Explore this issueAugust/September 2005
HOT is a patented process used for sanitizing carbon towers to control bacterial growth and organic fouling. By combining the carbon tower’s backwash and sanitization steps with a recirculation process in one cohesive step, this technology greatly increases the effectiveness of the sanitization, while reducing water consumption. The fully automated HOT system operates in two modes:
- For daily or weekly backwashing: The tower is backwashed for five minutes with the water into the drain, removing sediments, contaminants and debris. This also expands the carbon bed, which is critical to avoid channeling.
Backwashing continues (back-flushing) in a recirculation mode through a filter to remove any fines. This allows a highly efficient backwash with a water savings of approximately 75 percent.
Valves automatically position themselves in the filter-to-waste position, and the system is ready for production.
- For weekly or scheduled sanitization: Exactly as above, but when the unit starts the recirculation (back-flushing mode), the heat exchanger is activated and the temperature is raised to 180º to 185º F. The entire sanitization process takes 65 minutes. A thorough bacteria “kill” is achieved, as the heating is accomplished while the carbon is fully expanded.

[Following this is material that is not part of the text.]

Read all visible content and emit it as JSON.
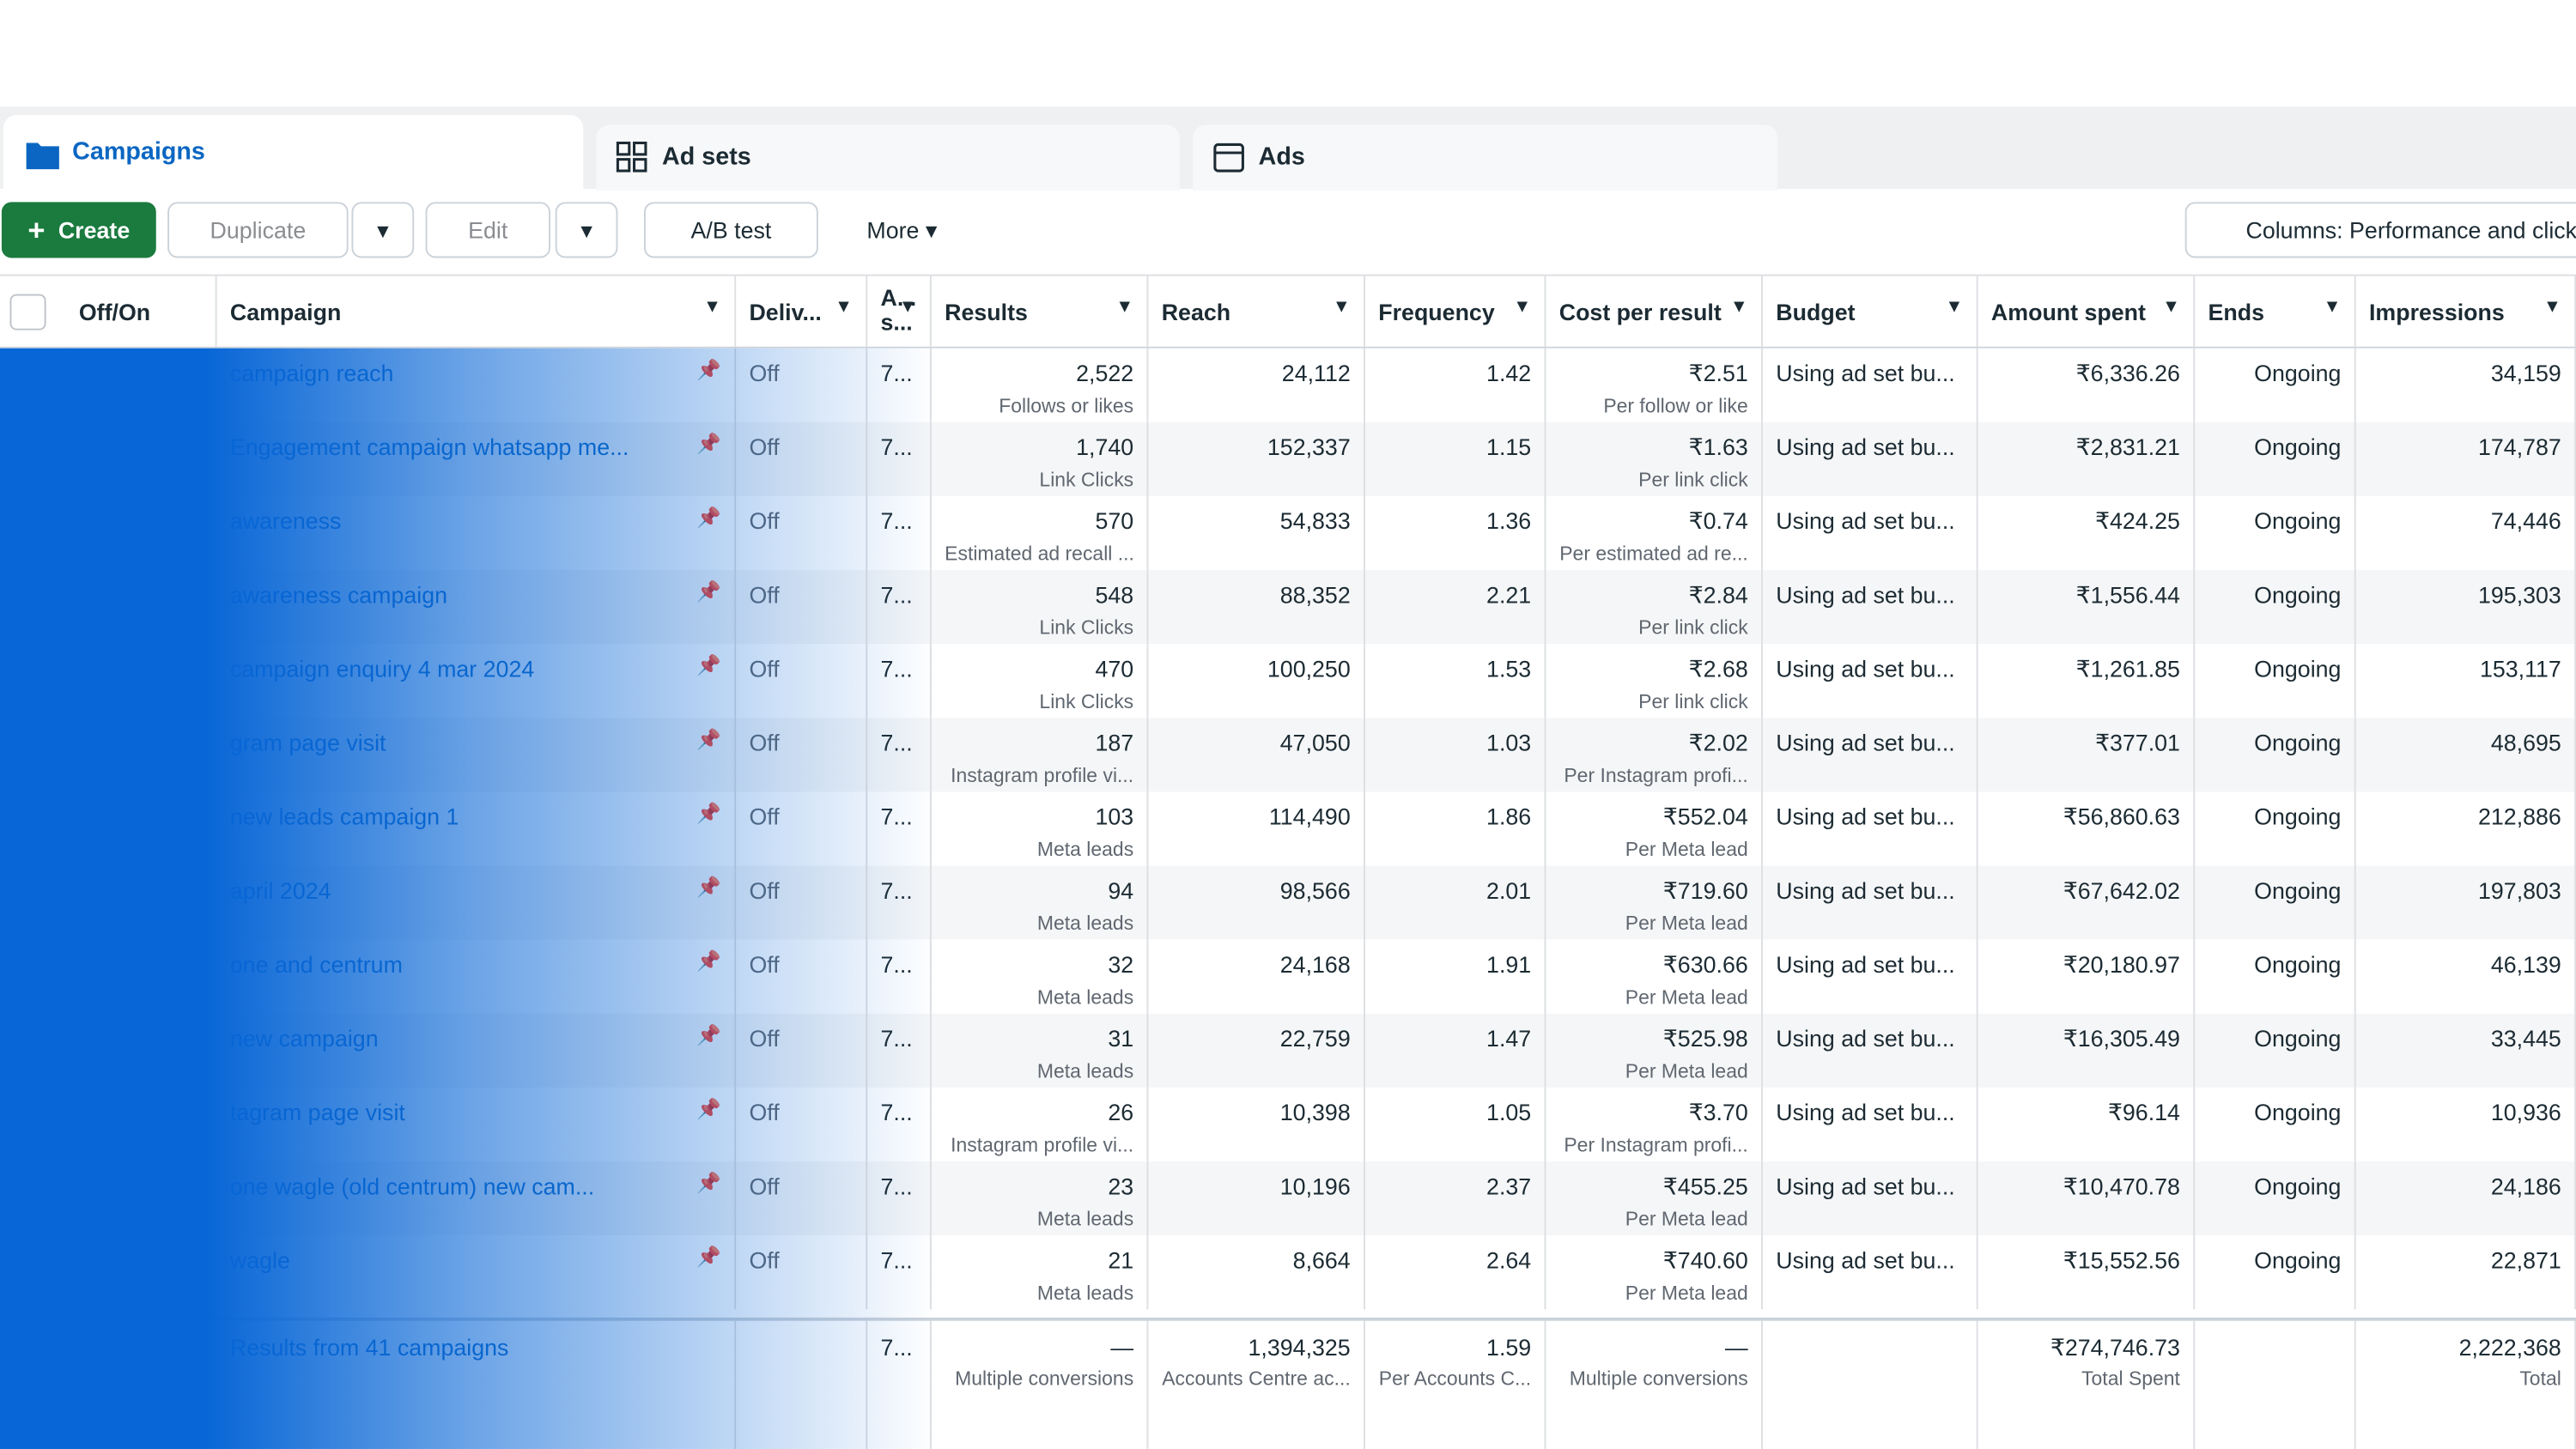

A complete HOT carbon filter system (Figure 1) consists of a carbon tower, heat exchanger, optional cooling heat exchanger, recirculation pump, cartridge filter and control panel. For both the backwashing mode and the periodic sanitization, a water savings of 75 percent is typical, along with savings in energy, manpower and time. During the sanitization process, no steam is in contact with the carbon bed.
Heat optimized technology has been proven in field studies to provide better microbial kill than conventional steaming because of the uniform heating of the carbon bed in the recirculating stage, and reduced potential for cold spots. conventional steaming and even steam stripping cannot maintain consistent heating because of the way steam is fed into the tower.
How often you need to sanitize your HOT carbon system depends on your feed water quality and your final water quality specification. Most HOT system installations are sanitized once a week as a safety precaution, with good results. When the HOT system is installed on a carbon tower that is located in the treatment chain after a reverse osmosis or nanofiltration membrane, sanitizing every two weeks has produced excellent results.
When surface waters are used and there is a concern about contaminants such as THMs, steam stripping is required on a periodic basis to remove the THMs to the greatest possible extent. This is done with food quality steam, usually on an “as needed” basis. Steam stripping can require up to eight hours, and the HOT system can extend the period between stripping while helping to maintain extremely low THM levels.
For food and beverage manufacturers, the heating system included with HOT carbon systems can serve double duty and sanitize both the loop distribution piping, polishing filter and other in-line equipment.
Below are some case study examples of food and beverage manufacturers that have used heat optimized technology for their process.
Ensured Microbial Control, Reduced Water Use
A leading juice manufacturer needed to improve performance of its carbon towers. Specifically, it needed to control microbial counts; slow the development of biofouling and organic build-up within the carbon bed; keep carbon pores clean and available for small molecule organics such as THMs; and reduce waste water associated with carbon backwashing to support a corporate water conservation program.